FIGURE 5:

Endocytic and exocytic vesicles become interspersed in exocyst mutants. (A) Steady-state image of a fixed control cell. The maximum intensity projection of a deconvolved 3D image stack. Scale bar, 2 μm. Bottom, fluorescence distribution (y-axis) of the endocytic (red) and exocytic (cyan) compartments along the bud–mother axis (x-axis, from left to right) in small-budded cells. Error bars denote SD. An asterisk indicates the position of the average bud neck. (B) As in A, but showing a sec6-4 mutant after shift to the restrictive temperature. (C) Immunoblot analysis of the levels of GFP-Sec4 at 25 and 34°C in untagged cells, sec6-4 cells, and an isogenic wild-type control.
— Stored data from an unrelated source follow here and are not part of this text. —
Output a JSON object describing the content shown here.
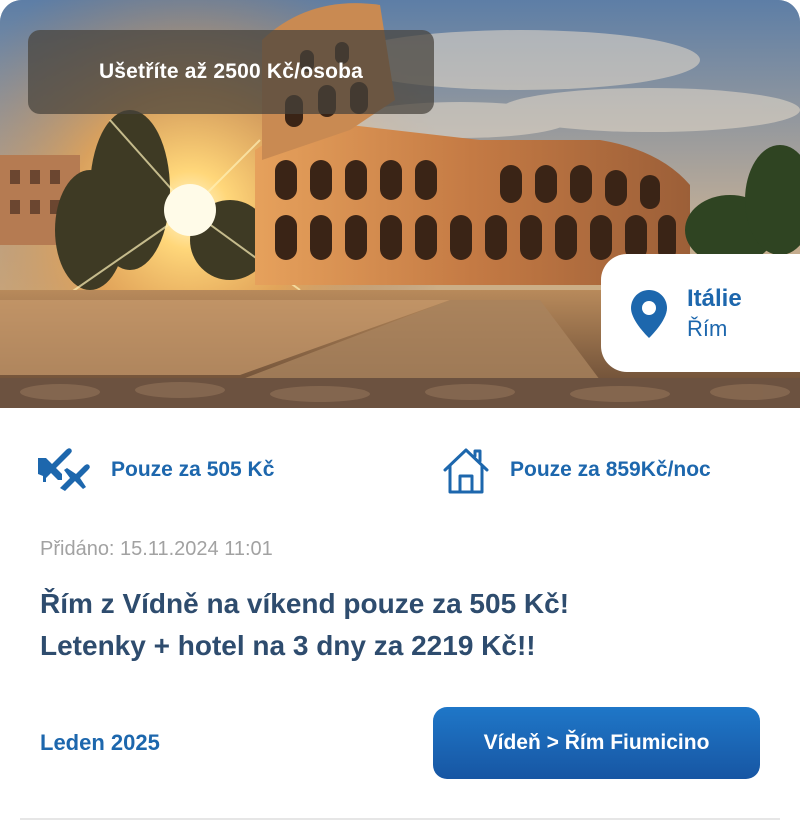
{
  "hero": {
    "savings_badge": "Ušetříte až 2500 Kč/osoba",
    "location": {
      "country": "Itálie",
      "city": "Řím",
      "icon": "map-pin-icon"
    }
  },
  "info": {
    "flight": {
      "icon": "airplanes-icon",
      "price_text": "Pouze za 505 Kč"
    },
    "hotel": {
      "icon": "house-icon",
      "price_text": "Pouze za 859Kč/noc"
    }
  },
  "post": {
    "added": "Přidáno: 15.11.2024 11:01",
    "headline_line1": "Řím z Vídně na víkend pouze za 505 Kč!",
    "headline_line2": "Letenky + hotel na 3 dny za 2219 Kč!!"
  },
  "footer": {
    "month": "Leden 2025",
    "route_button": "Vídeň > Řím Fiumicino"
  },
  "colors": {
    "brand_blue": "#1d67ad",
    "headline": "#2e4c6e",
    "muted": "#a2a2a2",
    "button": "#1f6fbf"
  }
}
The protein Rna15 was detected as a loading control. (D) Simultaneous, dual-color near-TIRFM to examine in vivo dynamics of endocytic (red) and exocytic (cyan) vesicles in the sec6-4 exocyst mutant at 25 and 34°C. Cells were grown at 25ºC and then imaged at the indicated temperature. The dashed lines represent the region selected for generating the kymograph. The kymograph on the left shows the merge of the endocytic and exocytic channels; the right kymograph shows the endocytic channel alone.